Graduate Readings: Reading Novels Now


Section Semester Instructor Time Location Course Areas
6 Spring 2009 Serpell, C. Namwali
Serpell, Namwali
Th 3:30-6:30 305 Wheeler

Other Readings and Media

Novels:  Robbe-Grillet, A. : La Jalousie ; Nabokov, V.: Pale Fire ; Pynchon, T.: The Crying of Lot 49 ; Jones, G. Corregidora ; Calvino, I.: If on a Winter’s Night a Traveler… ; Beckett, S.: Nohow On ; Ellis, B.: American Psycho ; Morrison, T. Jazz ; Eugenides, J.: The Virgin Suicides ; Saramago J.: Blindness ; Sebald, W. G., Austerlitz ; McEwan, I.: Atonement ; Jones, E. P.: The Known World ; Mitchell D.: Cloud Atlas ; Safran Foer, J.: Extremely Loud and Incredibly Close ; Diaz., J.: The Brief Wondrous Life of Oscar Wao.

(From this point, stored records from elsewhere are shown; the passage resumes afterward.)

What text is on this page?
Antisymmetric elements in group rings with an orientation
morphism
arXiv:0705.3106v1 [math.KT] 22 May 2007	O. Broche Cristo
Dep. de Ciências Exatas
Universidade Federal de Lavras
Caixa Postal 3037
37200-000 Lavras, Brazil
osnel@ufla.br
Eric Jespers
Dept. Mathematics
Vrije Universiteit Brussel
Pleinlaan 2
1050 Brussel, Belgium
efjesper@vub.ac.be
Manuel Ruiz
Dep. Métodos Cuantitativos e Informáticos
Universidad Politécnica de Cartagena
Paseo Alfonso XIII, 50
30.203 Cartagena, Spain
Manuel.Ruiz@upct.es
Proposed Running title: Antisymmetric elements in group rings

Theory:  Barthes, R.: The Pleasure of the Text ; Rosenblatt, L.: The Reader, The Text, The Poem ; Iser, W.: The Act of Reading ; Tompkins, J.: Reader Response Criticism: From Structuralism to Post-Structuralism

Description

This course aims to formulate new phenomenological models of reading contemporary novels.  We will conduct a broad survey of theories of reading, old and new, dabbling along the way in cognitive theories of reading; historical accounts of reading practices; analyses of the ethics of reading; theories of translation; and theories of rereading.  We will then pose some simple questions about turn to reading as it takes place now in the West:  Who reads?  What do we read?  Why do we read?  And most importantly: do we read?  We will examine twenty-first century debates about the status of reading, taking into consideration competing genres (film, blogs, photography); new modes of production and distribution (self-publishing, e-books, books on tape); and new technologies (hypertext, the internet, electronic readers like Sony’s Reader and Amazon’s Kindle).  Throughout the semester, we will read a set of European and American novels (1957-now) alongside the theories of reading we explore. Each student will undertake a final project to construct a new phenomenology of reading, using one or more of these novels to make a case for, to exemplify, or to derive the theory.  Two papers (8-10 pages and 15-20 pages).